Heute war ich im Flohmarkt und habe einen Kaffee getrunken, den einzigen den ich wirklich mag, vom Coffeekult. Am Flohmarkt verkaufen sie ihn aus einem kleinen, offenen Piaggio. Ich habe den Kellner von letzte Woche erkannt und ihm jetzt in die Augen geschaut ob er mich auch erkennt – wir waren ja zwei Stunden seine einzige Kunden und haben miteinander über Gott und die Welt geredet. Er sagte aber nur 1,80, obwohl ich ihm in die Augen geschaut habe.

Donnerstag, 3. Oktober 2013

Mobbdachlose

Orbán macht und Orbán tut und er tut es schnell und er tut es, wie er will.
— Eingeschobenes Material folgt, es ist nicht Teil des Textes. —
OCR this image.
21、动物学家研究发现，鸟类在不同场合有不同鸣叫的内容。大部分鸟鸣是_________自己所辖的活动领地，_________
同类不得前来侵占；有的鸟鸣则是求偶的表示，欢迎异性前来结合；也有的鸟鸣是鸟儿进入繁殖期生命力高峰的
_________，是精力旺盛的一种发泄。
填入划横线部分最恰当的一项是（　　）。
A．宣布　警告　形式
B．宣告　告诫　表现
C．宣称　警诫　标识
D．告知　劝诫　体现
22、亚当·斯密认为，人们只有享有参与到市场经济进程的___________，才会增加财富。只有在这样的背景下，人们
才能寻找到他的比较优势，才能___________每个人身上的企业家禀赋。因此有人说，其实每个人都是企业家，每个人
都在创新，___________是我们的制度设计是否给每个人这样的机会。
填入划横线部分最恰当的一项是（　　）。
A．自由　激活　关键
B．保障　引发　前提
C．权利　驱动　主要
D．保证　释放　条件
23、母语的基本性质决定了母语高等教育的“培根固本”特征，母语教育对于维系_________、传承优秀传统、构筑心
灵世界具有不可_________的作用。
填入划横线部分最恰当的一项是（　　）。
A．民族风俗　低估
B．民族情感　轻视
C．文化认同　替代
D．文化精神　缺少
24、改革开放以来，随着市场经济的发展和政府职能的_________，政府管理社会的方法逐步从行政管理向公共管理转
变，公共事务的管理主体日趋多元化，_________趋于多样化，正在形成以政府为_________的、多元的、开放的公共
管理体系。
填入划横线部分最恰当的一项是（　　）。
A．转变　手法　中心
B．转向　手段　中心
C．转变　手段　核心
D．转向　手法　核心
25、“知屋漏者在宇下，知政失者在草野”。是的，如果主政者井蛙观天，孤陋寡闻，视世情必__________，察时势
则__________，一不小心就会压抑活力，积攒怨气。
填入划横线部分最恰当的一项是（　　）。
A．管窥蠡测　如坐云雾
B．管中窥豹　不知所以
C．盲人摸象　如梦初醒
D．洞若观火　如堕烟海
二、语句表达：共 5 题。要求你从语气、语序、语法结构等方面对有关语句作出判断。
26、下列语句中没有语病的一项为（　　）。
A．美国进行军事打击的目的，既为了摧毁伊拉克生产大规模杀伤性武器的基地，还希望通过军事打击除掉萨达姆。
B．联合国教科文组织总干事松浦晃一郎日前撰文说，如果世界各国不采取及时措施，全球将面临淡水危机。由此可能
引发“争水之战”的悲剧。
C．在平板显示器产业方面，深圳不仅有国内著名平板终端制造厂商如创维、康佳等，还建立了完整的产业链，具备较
Obdachlose werden ab Ende September bestraft, denn sie liegen auf öffentlichen Plätzen, wo sie niemand sehen will, wo sie niemand riechen will. Orbán ist besser als Houdini. Ein Illusionist. Er macht uns vor, dass wir alle in einer schönen, sterilen Welt leben können, in dem es keine Obdachlosen gibt und dann vllt. bald auch, dass es keine Behinderten mehr gibt und später werden vllt. auch die Dicken nicht mehr zum Stadtbild gehören. "Was für ein Glück". Und dann gibt Orbán noch 27 Millionen Euro für die Versorgung der Obdachlosen aus und 1,2 Millionen Euro an Organisationen, die sich damit beschäftigen. Und es gibt mehr Übernachtungsplätze als Obdachlose, sagt auch im weiteren die Webseite der Regierung.  Und die Organisationen sagen, dass das nicht so ist. Siehe auch Botschaft von Ungarn

Und dann das hier in Innsbruck, dass man nun "die Verrückte", die zwischen Inn und Tiefgarage, bzw. Kaffeeautomat im Untergeschoß, mit ihrer Ohrenlappenmütze und den abgeschnittenen Handschuhen aus dem Gebäude weist. Dass es der Uni wichtiger ist den Österreichischen Wachdienst mit Kontrollen zu beauftragen, als ein bisschen wegzuschauen und mal alternativ zu bleiben. Man erschreckt sich doch nur zum erstenmal, wenn "die Verrückte" anfängt zu schreien, danach gehört sie zum Bild. Und sie schreit ja nur am Inn. Im Gebäude habe ich sie nur murmeln hören.  Aber sicher, Sicherheit ist das Erste und Kaffee trinken das Zweite, denn oft kommt mir vor, dass man als Student eh nichts anderes macht. Kaum sind Vorlesungen besser besucht als das Büffet. Und dort kann man auch schön beobachten, was jetzt so die Mode ist und sich total falsch am Ort fühlen, denn man fühlt sich auf dem Laufsteg und da gehören nunmal sicher keine Obdachlosen hin... Wie sieht das denn aus? In einer Ecke sitzt der schwarze Brillenträger mit seinem Mac und in der anderen der Obdachlose mit dem Ottakringer. Naja, das ist wie halt unsere Gesellschaft in der Realität ist und deswegen frage ich mich, warum man so stelisieren muss und ein Orbán-ähnliches Spiel vorspielen, welches es nicht gibt. Das ist doch auch irgendwie, wie Mobbing, nur an Leute die es sowieso schon miserabel genug geht... Siehe den Brief der Vizerektorin, welches jeder Student bekommen hat.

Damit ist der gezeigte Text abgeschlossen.